Emmanuel Macron pourrait-il de nouveau dissoudre l’Assemblée nationale ?
Un an après le choc politique de la dissolution de l’Assemblée nationale, la question d’une nouvelle utilisation de ce levier par Emmanuel Macron alimente les débats et les spéculations à Paris. Si le président de la République n’exclut pas totalement ce recours, la Constitution et la situation politique actuelle encadrent strictement cette éventualité. Selon un sondage Elabe diffusé le 7 juin, 71 % des Français jugent aujourd'hui la décision de juin 2024 comme une erreur. De plus, 63 % des personnes interrogées considèrent que l'absence de majorité absolue à l'Assemblée nuit au pays en créant des blocages et en ralentissant la prise de décision…

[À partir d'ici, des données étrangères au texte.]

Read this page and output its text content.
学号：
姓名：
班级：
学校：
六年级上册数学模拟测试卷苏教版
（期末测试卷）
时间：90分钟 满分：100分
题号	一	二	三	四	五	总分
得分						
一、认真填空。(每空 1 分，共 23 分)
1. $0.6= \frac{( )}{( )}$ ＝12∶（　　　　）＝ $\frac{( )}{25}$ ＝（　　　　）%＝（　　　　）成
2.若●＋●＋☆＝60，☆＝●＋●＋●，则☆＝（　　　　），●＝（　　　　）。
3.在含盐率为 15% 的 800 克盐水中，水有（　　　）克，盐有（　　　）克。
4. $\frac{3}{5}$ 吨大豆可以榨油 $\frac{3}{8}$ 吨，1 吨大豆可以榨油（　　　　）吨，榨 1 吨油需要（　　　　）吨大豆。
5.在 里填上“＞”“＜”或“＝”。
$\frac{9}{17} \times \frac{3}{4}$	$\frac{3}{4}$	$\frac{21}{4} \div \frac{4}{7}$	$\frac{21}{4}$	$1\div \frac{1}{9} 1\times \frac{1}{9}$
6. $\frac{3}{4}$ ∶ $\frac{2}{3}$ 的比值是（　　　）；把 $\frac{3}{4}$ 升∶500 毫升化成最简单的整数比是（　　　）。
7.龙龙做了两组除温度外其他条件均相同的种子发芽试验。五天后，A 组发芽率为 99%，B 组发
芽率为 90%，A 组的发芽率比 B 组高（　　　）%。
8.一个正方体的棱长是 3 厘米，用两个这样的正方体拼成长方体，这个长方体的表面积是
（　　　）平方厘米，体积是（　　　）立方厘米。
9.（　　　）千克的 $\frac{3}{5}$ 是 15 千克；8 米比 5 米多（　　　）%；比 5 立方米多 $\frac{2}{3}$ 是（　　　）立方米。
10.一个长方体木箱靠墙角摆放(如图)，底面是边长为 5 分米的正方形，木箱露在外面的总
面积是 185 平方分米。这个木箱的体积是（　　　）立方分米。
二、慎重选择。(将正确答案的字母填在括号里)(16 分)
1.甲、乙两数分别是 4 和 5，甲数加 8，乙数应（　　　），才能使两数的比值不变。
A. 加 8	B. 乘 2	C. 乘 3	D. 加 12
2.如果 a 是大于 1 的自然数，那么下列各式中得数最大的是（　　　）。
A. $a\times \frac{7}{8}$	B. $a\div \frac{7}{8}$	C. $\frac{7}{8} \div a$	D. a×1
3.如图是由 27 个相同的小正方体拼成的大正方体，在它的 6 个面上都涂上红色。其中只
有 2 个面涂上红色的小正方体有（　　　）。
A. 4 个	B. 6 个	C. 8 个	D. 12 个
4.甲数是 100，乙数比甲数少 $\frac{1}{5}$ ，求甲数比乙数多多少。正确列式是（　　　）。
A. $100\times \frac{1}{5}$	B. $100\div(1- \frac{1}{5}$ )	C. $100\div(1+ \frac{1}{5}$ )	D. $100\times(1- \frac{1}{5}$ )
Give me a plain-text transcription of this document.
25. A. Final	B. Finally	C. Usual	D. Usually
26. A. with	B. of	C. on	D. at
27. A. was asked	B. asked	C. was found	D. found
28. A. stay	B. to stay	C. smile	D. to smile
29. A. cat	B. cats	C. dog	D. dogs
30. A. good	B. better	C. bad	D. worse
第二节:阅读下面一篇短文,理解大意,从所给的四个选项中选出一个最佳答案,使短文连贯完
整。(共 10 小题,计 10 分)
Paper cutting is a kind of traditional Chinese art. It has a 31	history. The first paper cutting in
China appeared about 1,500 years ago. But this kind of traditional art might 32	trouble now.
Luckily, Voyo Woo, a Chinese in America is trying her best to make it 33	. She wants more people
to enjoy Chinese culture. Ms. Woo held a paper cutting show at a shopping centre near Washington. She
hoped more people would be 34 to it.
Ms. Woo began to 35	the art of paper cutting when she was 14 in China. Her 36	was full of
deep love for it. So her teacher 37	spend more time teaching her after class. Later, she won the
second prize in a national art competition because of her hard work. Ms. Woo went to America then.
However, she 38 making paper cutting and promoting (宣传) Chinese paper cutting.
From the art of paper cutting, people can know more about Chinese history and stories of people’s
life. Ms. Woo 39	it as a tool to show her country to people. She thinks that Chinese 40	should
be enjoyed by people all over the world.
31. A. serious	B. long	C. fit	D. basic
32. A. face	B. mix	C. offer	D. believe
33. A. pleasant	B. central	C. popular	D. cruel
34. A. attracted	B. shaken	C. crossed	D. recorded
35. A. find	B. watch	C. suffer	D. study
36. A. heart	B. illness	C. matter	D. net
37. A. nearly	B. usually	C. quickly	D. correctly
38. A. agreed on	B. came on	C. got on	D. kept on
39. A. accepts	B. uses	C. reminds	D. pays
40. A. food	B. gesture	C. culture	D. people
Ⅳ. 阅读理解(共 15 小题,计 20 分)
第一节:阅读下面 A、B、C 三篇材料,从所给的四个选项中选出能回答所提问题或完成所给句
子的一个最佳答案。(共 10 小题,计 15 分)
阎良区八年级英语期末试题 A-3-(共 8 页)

Un pouvoir constitutionnel, mais sous conditions
L’article 12 de la Constitution de la Ve République accorde au président le pouvoir de dissoudre l’Assemblée nationale, après consultation du Premier ministre et des présidents des deux chambres. Cependant, ce pouvoir n’est pas illimité : il ne peut y avoir de nouvelle dissolution dans l’année qui suit les élections législatives consécutives à une précédente dissolution. Or, les dernières élections législatives ont eu lieu les 30 juin et 7 juillet 2024. Par conséquent, Emmanuel Macron doit attendre au moins le 8 juillet 2025 pour pouvoir, s’il le souhaite, dissoudre à nouveau l’Assemblée nationale.
Cette règle vise à éviter les crises institutionnelles à répétition et à garantir une certaine stabilité parlementaire. Elle trouve son origine dans l’expérience historique des dissolutions successives du XIXe siècle, qui avaient plongé la France dans l’instabilité…
Le président laisse planer le doute
Interrogé à plusieurs reprises sur ses intentions, Emmanuel Macron a affirmé que son « souhait est qu’il n’y ait pas d’autre dissolution » d’ici la fin de son mandat en 2027, tout en se gardant de fermer définitivement la porte à cette option. Il a justifié cette prudence en soulignant que « … Mais mon habitude n'est pas de me priver d'un pouvoir constitutionnel, parce que si des formations politiques décidaient d'avoir une approche totalement irresponsable et de bloquer le pays, peut-être me retrouverais-je dans une situation où je dois utiliser la Constitution ».
Cette déclaration entretient une forme d’ambiguïté, perçue par certains comme une stratégie pour maintenir la pression sur les partis politiques et les inciter à coopérer au sein d’une Assemblée fragmentée.
Un contexte politique incertain
Depuis la dissolution de 2024, le paysage politique français reste marqué par la confusion et l’absence de majorité claire. La recomposition des alliances et la montée des extrêmes compliquent la tâche du gouvernement, qui doit composer avec une Assemblée nationale plus morcelée que jamais. Dans ce contexte, la menace d’une nouvelle dissolution agit comme une épée de Damoclès, susceptible de dissuader les blocages les plus radicaux.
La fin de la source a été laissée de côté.